Many of the readers of this blog either manage or have some tangential relationship to a blood drawing center or team. Some of them are managed very well and some are not. Flooring the Consumer is a marketing blog written by C. B. Whittemore with a special focus on improving the consumer experience. In a recent note, she takes LabCorp to task about a bad blood drawing experience she shared with her young daughter at a patient service center (see: Hall of Shame Inductee - LabCorp). My guess is that her encounter is probably replicated many times per day across the country. Her list of complaints is long and I won't quote copy the entire note but rather present below a series of short quotes extracted from it:
- The totally bland waiting room is a mad house.
- No reading materials. No toys. Nothing on the wall except for a flat screen TV displaying mini-educational dramas with medical messages: 75% of gonorrhea infections go undetected. I'm grateful that my daughter doesn't understand what is being discussed.
- No one at the glass window. I see lots of hand-written signs festooning the window directing me to sign in and sit down - and fill out another form.
- I see a person and ask what the wait time is: "Two hours," she snaps.
- [We] hear a name [of a patient being] called out from the back. Imagine: a disembodied voice calling a first name.

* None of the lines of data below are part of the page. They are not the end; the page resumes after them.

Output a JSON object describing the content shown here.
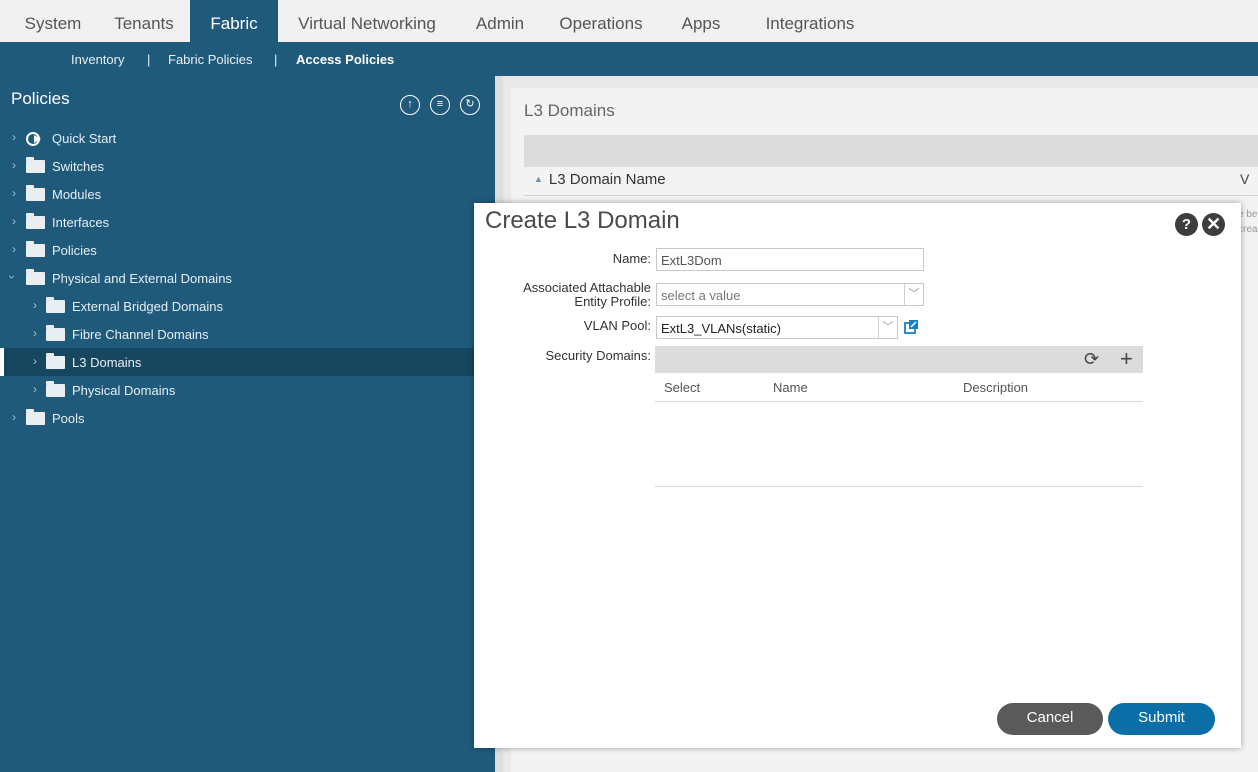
{
  "top_nav": [
    "System",
    "Tenants",
    "Fabric",
    "Virtual Networking",
    "Admin",
    "Operations",
    "Apps",
    "Integrations"
  ],
  "sub_nav": {
    "inventory": "Inventory",
    "sep1": "|",
    "fabric_policies": "Fabric Policies",
    "sep2": "|",
    "access_policies": "Access Policies"
  },
  "sidebar": {
    "title": "Policies",
    "items": [
      {
        "label": "Quick Start"
      },
      {
        "label": "Switches"
      },
      {
        "label": "Modules"
      },
      {
        "label": "Interfaces"
      },
      {
        "label": "Policies"
      },
      {
        "label": "Physical and External Domains"
      },
      {
        "label": "External Bridged Domains"
      },
      {
        "label": "Fibre Channel Domains"
      },
      {
        "label": "L3 Domains"
      },
      {
        "label": "Physical Domains"
      },
      {
        "label": "Pools"
      }
    ]
  },
  "content": {
    "heading": "L3 Domains",
    "column_name": "L3 Domain Name",
    "col2_fragment": "V",
    "frag1": "e be",
    "frag2": "crea"
  },
  "modal": {
    "title": "Create L3 Domain",
    "help": "?",
    "close": "✕",
    "name_label": "Name:",
    "name_value": "ExtL3Dom",
    "aaep_label_line1": "Associated Attachable",
    "aaep_label_line2": "Entity Profile:",
    "aaep_placeholder": "select a value",
    "vlan_label": "VLAN Pool:",
    "vlan_value": "ExtL3_VLANs(static)",
    "security_label": "Security Domains:",
    "security_columns": [
      "Select",
      "Name",
      "Description"
    ],
    "cancel": "Cancel",
    "submit": "Submit"
  },
  "colors": {
    "nav_active": "#1f5a7a",
    "sidebar": "#1f5a7a",
    "submit": "#0b6fa7",
    "cancel": "#5a5a5a"
  },
  "icons": [
    "refresh-icon",
    "add-icon",
    "close-icon",
    "help-icon",
    "external-link-icon",
    "folder-icon",
    "quick-start-icon"
  ]
}
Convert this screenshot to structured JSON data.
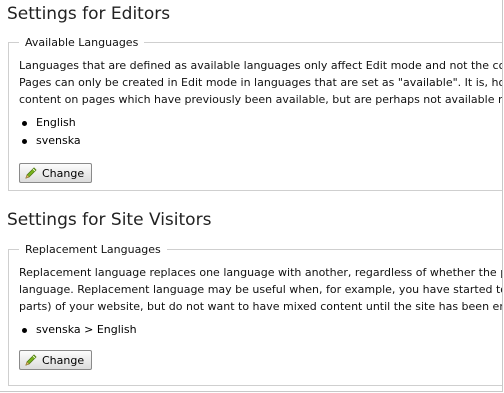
{
  "editors": {
    "title": "Settings for Editors",
    "legend": "Available Languages",
    "description_lines": [
      "Languages that are defined as available languages only affect Edit mode and not the content",
      "Pages can only be created in Edit mode in languages that are set as \"available\". It is, howeve",
      "content on pages which have previously been available, but are perhaps not available now."
    ],
    "languages": [
      "English",
      "svenska"
    ],
    "change_label": "Change",
    "button_icon": "pencil-icon"
  },
  "visitors": {
    "title": "Settings for Site Visitors",
    "legend": "Replacement Languages",
    "description_lines": [
      "Replacement language replaces one language with another, regardless of whether the page",
      "language. Replacement language may be useful when, for example, you have started to tran",
      "parts) of your website, but do not want to have mixed content until the site has been entirely"
    ],
    "replacements": [
      "svenska > English"
    ],
    "change_label": "Change",
    "button_icon": "pencil-icon"
  },
  "colors": {
    "pencil_body": "#7ab51d",
    "pencil_tip": "#e8c37a",
    "border": "#cfcfcf"
  }
}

Now, don't you think that using a full name to begin with would not only have been more respectful, but also a more efficient way to process people?

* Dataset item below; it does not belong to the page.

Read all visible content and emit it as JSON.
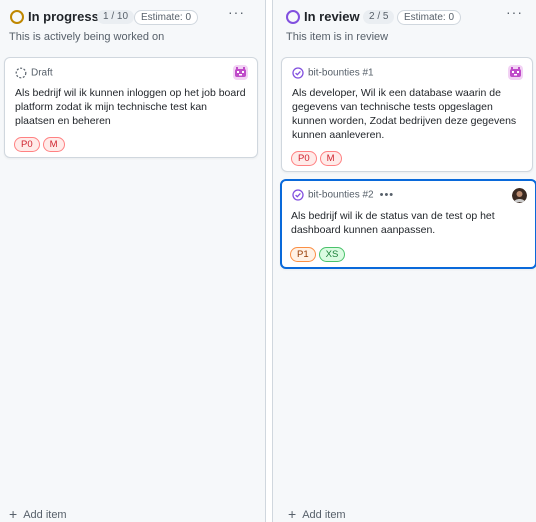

- Phlebotomist's comment to her small daughter: "Little girl, other people are waiting for me and I don't have all day."
She summarizes her experience in the following way:
As patient-consumers, we don't have as many options as we do in the retail world. We are held captive by our insurance carriers, our primary care providers, our medical relationships.... We can certainly change some aspects, but it takes effort [more forms to fill out; identifying alternate options] and time. However, many medical providers have started focusing on the overall experience of their customers. They realize that repeat business and word-of-mouth endorsements matter - as they do in retail! Which makes LabCorp's poor and insensitive service even more unacceptable and its force-feeding of medical marketing messages intolerable.
I can add nothing more of value to her description of the experience and general advice to healthcare providers. I am sure that all of the readers of this blog understand that many of the problems described above can be corrected by better personnel selection and training and perhaps some minor expenditures such as magazine subscriptions. Ironically, this note comes hard on the heals of my recent tribute to the phlebotomists of the country, the vast majority of whom treat patients with respect, courtesy, and sensitivity.
It's risky to extrapolate from a sample size of one, but LabCorp also has a lot of money riding on an urgent need to develop a more welcoming blood drawing experience for their customers --$200M. To quote from the now famous email written by Neal Patterson, the CEO of Cerner: Tick, tock.
::Update on 1/29/2007 @ 5:00 p.m.
This story gets even worse. See: "Sorry pumpkin" - The LabCorp Saga Continues.
I,too, had a bad experience at Labcorp. The lady who drew my blood could clearly see that my veins are very small. She stuck in a needle that was 2 times the size of what is appropriate for my vein size. Being that I considered her as the professional(for a brief few moments) I did not say anything. She then pulled the needle almost all the way out and pushed it back into the vein!!! It didn't lead to blood flow. Instead, it lead to a painful experiece resulting in a painful bruise. Next time I go to labcorp (because it seems to be the only choice for labs) I am going to ask for THE professional when I arrive!
Posted by: Maria del Mar | June 27, 2011 at 06:36 PM
Bruce, my LabCorp experience continues. I just posted about it at http://flooringtheconsumer.blogspot.com.
Posted by: C. B. Whittemore | January 28, 2007 at 05:51 PM
Thank you for picking up this LabCorp story and mentioning Flooring The Consumer. It's fascinating to read about the bigger blood drawing context. One clarification: my daughter is the one who said "squirt, squirt", not the phlebotomist.